Sprint (NYSE: S) Nextel is in the midst of deciding the buildout and capital requirements of the WiMax and XOHM networks into next year. Speaking at the UBS Global Media Conference in New York, the telecom’s acting CEO/CFO Paul Saleh said that the company wants to simplify its service offerings and is being cautious of entering any similar deals to the one that recently broke down with Clearwire.
Saleh identified what he called a difference between the market advantage for XOHM, saying that he wants to be sure that such a deal can attract the support of investors. “We’re looking at what’s going to be the extent deployment of WiMax and XOHM in 2008. The structure could take multiple forms. We were in discussions before with Clearwire, about having different geographic splits, they would have 30 percent, we would have 70 percent of the country.”

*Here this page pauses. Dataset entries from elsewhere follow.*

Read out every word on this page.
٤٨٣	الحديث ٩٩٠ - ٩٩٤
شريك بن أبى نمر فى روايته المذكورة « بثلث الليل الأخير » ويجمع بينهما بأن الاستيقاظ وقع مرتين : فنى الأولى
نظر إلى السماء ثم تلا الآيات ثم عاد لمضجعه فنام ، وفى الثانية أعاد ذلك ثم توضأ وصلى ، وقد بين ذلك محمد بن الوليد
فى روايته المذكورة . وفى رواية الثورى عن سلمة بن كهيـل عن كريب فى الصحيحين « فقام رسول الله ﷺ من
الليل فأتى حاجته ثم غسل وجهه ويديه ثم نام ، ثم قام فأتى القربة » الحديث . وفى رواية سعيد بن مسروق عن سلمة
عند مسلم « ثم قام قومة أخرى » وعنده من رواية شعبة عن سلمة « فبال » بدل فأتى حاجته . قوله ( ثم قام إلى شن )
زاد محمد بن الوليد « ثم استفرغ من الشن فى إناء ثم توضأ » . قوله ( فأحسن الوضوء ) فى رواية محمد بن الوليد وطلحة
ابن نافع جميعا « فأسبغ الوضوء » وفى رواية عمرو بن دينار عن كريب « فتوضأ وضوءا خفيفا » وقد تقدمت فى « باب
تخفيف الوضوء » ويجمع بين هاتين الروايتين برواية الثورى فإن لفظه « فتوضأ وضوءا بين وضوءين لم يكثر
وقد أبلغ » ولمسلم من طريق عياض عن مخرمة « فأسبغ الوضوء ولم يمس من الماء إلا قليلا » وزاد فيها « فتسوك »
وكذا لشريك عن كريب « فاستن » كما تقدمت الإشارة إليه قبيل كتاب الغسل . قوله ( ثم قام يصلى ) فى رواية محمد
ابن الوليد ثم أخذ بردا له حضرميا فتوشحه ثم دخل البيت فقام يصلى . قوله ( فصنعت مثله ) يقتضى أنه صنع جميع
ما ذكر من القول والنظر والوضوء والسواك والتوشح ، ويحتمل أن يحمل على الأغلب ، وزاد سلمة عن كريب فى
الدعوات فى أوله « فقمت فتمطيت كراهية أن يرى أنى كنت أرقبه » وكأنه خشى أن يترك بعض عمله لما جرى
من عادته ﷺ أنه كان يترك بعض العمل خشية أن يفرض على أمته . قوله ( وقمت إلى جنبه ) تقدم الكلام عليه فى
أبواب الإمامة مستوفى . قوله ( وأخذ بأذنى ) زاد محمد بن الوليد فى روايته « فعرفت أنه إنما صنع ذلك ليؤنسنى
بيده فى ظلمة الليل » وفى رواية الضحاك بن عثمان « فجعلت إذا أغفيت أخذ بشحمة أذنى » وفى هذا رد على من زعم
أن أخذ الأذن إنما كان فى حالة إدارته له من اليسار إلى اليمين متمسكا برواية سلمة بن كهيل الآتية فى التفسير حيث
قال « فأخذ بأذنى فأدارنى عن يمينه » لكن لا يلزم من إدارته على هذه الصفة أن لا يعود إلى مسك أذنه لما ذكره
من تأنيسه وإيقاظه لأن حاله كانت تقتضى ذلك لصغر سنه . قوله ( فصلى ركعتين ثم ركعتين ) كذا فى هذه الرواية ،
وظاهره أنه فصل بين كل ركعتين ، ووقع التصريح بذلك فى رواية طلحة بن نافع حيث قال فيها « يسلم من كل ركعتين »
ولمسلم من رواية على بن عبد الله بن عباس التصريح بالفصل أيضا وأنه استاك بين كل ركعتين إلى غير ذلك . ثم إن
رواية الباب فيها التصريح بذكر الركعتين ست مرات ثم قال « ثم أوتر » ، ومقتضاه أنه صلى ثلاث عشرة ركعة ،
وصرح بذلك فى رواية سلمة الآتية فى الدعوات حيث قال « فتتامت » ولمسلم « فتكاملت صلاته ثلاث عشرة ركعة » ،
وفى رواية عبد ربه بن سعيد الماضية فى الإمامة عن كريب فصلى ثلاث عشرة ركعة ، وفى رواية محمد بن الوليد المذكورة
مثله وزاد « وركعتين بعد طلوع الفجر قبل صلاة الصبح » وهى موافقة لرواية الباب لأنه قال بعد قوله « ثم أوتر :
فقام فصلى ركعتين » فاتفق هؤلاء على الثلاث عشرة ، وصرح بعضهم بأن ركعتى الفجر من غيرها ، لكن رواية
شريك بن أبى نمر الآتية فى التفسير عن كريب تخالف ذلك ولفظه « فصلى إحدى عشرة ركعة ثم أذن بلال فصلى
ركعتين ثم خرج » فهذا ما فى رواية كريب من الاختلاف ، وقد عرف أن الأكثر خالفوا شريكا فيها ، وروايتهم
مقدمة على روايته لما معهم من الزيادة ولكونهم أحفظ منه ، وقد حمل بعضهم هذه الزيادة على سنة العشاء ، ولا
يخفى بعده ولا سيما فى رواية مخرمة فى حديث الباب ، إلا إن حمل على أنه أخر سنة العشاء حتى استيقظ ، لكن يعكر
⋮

— Avoiding Confusion: He said that he felt there was a great misunderstanding as to why the company walked away from the deal. Essentially, he said it became too complex. “The transaction would have had a potentially confusing experience in terms of what parts of the country we would have maintained and what part they would have been responsible for. And we cannot afford anything that detracts from focusing our business on simplification. We have a group of people looking at that now. Our attention, mainly, is on the core of the business. We were a little behind on capital spending and are looking at ways of financing this business that would generate higher returns and attracting capital to the business.”
— Customer Retention: Citing high rates of recommendation from existing customers, Saleh said he plans to make a news series of appeals to current subscribers. “I think we’ll be able to offer favored, long-term customers deals, like an airline or hotel does,” as a way of stemming the tide of customer losses.